Evaluation Metrics — Advanced Multi-Modal Systems (Chapter 18)

Video multimodal evaluation requires metrics that capture temporal dynamics, not just per-frame accuracy. Standard image classification metrics miss critical failure modes unique to video understanding.

Temporal consistency metrics evaluate whether model predictions remain stable over time for similar content. Fllickering predictions indicate instability that would be unusable in production. Hamming distance between consecutive frame-level predictions provides a simple consistency measure.

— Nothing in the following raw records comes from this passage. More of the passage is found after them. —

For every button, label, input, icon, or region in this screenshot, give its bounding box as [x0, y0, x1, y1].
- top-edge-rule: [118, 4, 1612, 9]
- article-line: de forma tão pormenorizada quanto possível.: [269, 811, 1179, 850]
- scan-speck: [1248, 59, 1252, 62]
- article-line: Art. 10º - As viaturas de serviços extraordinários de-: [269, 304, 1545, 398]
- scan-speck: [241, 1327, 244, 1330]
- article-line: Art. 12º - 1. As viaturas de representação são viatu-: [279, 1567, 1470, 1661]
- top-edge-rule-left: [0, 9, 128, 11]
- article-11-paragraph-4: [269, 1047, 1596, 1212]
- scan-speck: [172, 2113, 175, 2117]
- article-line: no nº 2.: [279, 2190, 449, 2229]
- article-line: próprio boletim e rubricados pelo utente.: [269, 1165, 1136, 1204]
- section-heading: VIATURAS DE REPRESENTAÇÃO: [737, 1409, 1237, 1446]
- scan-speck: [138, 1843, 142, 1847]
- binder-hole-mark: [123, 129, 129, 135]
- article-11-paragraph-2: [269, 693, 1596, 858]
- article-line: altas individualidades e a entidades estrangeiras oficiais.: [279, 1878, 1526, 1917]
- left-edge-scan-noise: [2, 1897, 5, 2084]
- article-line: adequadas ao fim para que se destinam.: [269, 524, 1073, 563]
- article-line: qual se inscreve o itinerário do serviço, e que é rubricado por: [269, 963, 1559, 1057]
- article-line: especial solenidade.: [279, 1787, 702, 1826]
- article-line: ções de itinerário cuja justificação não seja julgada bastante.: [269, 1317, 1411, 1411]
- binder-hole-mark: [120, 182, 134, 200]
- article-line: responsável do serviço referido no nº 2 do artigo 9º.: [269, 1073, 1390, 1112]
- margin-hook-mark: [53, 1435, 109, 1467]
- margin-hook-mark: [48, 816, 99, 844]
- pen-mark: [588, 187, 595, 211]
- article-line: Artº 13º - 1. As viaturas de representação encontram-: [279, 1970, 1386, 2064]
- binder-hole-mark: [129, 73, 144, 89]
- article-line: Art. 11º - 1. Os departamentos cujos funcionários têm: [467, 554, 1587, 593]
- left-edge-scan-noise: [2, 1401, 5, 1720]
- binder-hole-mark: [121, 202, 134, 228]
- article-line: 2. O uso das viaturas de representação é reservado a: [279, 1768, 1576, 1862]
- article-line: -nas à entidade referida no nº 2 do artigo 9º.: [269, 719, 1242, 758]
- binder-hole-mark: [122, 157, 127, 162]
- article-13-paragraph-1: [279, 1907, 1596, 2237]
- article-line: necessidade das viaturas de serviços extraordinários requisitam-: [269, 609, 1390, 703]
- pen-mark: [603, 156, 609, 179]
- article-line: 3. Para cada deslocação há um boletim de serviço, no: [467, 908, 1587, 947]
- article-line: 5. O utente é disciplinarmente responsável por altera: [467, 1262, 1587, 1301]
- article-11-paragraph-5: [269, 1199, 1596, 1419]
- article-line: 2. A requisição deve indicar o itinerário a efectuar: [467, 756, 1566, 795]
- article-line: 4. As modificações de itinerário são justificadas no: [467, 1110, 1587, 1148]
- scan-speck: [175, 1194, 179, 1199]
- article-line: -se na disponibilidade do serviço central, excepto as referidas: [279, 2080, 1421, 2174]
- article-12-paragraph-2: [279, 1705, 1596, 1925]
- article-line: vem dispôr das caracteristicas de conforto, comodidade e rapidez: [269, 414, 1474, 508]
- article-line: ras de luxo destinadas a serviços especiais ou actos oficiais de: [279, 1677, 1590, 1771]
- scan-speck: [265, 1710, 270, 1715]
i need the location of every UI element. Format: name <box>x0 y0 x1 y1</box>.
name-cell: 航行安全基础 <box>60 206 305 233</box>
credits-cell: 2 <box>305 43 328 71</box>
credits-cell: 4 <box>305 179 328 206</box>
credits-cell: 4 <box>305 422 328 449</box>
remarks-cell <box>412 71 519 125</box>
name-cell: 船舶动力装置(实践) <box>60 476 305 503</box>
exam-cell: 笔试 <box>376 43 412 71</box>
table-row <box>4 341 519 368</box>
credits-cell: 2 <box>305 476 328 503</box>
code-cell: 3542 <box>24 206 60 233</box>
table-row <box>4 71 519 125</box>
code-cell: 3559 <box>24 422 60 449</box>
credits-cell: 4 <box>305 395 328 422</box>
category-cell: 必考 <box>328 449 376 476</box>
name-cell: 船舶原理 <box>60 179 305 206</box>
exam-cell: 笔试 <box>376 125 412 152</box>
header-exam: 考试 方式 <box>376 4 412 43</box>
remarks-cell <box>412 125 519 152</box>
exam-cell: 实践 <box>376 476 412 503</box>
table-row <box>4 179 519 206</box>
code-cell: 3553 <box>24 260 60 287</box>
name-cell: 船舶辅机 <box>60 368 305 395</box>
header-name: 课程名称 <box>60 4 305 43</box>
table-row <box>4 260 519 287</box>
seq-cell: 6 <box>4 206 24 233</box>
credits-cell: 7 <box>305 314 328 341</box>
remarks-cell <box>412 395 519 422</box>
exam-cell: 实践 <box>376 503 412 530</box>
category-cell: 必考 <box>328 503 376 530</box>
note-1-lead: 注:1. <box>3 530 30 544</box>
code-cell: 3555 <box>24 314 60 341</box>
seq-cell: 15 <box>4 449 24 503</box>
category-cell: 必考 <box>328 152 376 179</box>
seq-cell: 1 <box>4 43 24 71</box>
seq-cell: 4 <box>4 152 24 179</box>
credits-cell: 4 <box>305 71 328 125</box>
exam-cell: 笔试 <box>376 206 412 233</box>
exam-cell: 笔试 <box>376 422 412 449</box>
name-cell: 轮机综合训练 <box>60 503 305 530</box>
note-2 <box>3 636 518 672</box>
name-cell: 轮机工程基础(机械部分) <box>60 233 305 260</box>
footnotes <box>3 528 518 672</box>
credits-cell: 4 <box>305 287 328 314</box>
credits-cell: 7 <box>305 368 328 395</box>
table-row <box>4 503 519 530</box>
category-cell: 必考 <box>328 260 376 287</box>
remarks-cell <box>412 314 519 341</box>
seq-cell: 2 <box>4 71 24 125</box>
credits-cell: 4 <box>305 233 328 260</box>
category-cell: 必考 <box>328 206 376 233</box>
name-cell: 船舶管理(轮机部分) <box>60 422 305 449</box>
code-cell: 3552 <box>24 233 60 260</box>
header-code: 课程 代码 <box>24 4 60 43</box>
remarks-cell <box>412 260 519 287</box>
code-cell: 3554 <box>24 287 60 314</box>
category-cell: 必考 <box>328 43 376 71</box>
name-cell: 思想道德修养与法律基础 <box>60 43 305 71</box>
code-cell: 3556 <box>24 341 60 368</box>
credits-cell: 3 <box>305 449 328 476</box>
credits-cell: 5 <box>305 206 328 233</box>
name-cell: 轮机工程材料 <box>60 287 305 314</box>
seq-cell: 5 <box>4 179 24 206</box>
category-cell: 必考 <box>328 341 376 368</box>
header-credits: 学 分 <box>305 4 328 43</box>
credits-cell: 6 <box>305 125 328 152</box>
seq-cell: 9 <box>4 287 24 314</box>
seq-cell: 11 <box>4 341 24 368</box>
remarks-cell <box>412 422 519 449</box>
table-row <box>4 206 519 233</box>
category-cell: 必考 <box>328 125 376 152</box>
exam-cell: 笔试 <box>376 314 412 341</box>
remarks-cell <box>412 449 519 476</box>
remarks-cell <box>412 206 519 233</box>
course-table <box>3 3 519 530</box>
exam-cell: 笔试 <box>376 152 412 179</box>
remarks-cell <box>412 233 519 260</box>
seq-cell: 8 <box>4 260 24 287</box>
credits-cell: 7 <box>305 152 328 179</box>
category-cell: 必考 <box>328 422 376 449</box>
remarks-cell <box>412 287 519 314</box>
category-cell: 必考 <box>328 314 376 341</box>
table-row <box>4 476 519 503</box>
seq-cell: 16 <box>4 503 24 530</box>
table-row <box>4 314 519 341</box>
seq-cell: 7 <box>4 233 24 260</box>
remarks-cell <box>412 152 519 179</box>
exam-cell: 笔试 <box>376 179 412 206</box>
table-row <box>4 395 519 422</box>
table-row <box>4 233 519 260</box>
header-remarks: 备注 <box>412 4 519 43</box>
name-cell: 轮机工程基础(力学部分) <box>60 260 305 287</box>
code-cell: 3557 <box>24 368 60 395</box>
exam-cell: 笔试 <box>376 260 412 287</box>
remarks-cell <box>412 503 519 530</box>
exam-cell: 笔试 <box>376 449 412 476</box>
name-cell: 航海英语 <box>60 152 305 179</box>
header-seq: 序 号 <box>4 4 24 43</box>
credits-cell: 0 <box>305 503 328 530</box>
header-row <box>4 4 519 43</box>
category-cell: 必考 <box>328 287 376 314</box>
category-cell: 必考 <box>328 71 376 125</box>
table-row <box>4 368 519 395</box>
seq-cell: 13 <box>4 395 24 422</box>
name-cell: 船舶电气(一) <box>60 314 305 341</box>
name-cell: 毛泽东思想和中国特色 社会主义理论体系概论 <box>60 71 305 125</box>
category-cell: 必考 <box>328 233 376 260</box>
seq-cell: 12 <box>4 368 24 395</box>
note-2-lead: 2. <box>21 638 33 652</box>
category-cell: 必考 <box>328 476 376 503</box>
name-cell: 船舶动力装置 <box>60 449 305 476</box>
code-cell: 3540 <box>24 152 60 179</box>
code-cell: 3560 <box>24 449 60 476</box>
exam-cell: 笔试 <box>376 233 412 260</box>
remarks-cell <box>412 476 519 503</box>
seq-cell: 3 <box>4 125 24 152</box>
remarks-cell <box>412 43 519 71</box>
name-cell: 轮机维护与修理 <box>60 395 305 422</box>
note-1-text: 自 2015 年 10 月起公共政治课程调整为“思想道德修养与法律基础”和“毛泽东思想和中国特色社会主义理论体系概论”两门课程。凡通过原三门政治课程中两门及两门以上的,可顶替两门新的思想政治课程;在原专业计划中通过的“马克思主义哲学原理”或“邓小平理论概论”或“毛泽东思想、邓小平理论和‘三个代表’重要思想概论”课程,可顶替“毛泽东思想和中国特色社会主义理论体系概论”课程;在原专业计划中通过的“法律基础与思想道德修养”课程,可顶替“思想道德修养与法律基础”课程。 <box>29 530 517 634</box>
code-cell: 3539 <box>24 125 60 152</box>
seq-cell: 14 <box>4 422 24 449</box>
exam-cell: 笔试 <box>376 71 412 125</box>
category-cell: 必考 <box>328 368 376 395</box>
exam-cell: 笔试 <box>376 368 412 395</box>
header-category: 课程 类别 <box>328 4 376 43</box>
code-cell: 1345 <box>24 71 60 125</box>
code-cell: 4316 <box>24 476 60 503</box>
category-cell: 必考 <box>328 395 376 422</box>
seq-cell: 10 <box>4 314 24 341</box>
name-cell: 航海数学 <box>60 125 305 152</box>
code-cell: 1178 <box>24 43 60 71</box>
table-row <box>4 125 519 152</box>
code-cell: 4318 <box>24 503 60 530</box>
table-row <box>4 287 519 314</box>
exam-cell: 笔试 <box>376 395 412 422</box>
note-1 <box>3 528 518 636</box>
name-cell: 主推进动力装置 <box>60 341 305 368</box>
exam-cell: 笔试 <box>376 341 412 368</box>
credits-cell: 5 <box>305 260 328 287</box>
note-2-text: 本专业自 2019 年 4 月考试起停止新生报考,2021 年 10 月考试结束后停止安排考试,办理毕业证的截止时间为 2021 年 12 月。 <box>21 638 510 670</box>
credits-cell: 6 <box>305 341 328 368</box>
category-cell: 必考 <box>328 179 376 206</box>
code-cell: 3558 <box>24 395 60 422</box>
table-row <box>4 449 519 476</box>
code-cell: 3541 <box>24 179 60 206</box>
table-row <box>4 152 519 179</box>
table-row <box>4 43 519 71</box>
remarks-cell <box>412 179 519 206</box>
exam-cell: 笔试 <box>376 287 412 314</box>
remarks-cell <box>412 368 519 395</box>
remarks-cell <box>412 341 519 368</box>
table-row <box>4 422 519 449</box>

def temporal_consistency_score(predictions):
    """Calculate consistency as normalized hamming distance between consecutive predictions"""
    if len(predictions) < 2:
        return 1.0
    
    transitions = sum(
        bin(p1 ^ p2).count('1') 
        for p1, p2 in zip(predictions[:-1], predictions[1:])
    )
    max_transitions = len(predictions) - 1
    num_bits = predictions[0].bit_length()
    
    return 1.0 - (transitions / (max_transitions * num_bits))

Action recognition metrics evaluate temporal localization accuracy. Mean Average Precision (mAP) across action classes measures both classification and temporal boundary accuracy. IoU thresholds determine whether a detected action matches ground truth boundaries.

Cross-modal consistency measures whether different modalities produce coherent interpretations. A video+audio model should not classify "speaking" when the video shows a silent person and the audio shows ambient noise. Cross-modal agreement metrics identify training instabilities or data quality issues.

Local verification checkpoint

Run the smallest example from this chapter in a local workspace and record the package version, runtime, data path, and observed output. If the result depends on model size, vector count, CPU/GPU backend, or available memory, note that constraint beside the exercise so the lesson remains reproducible.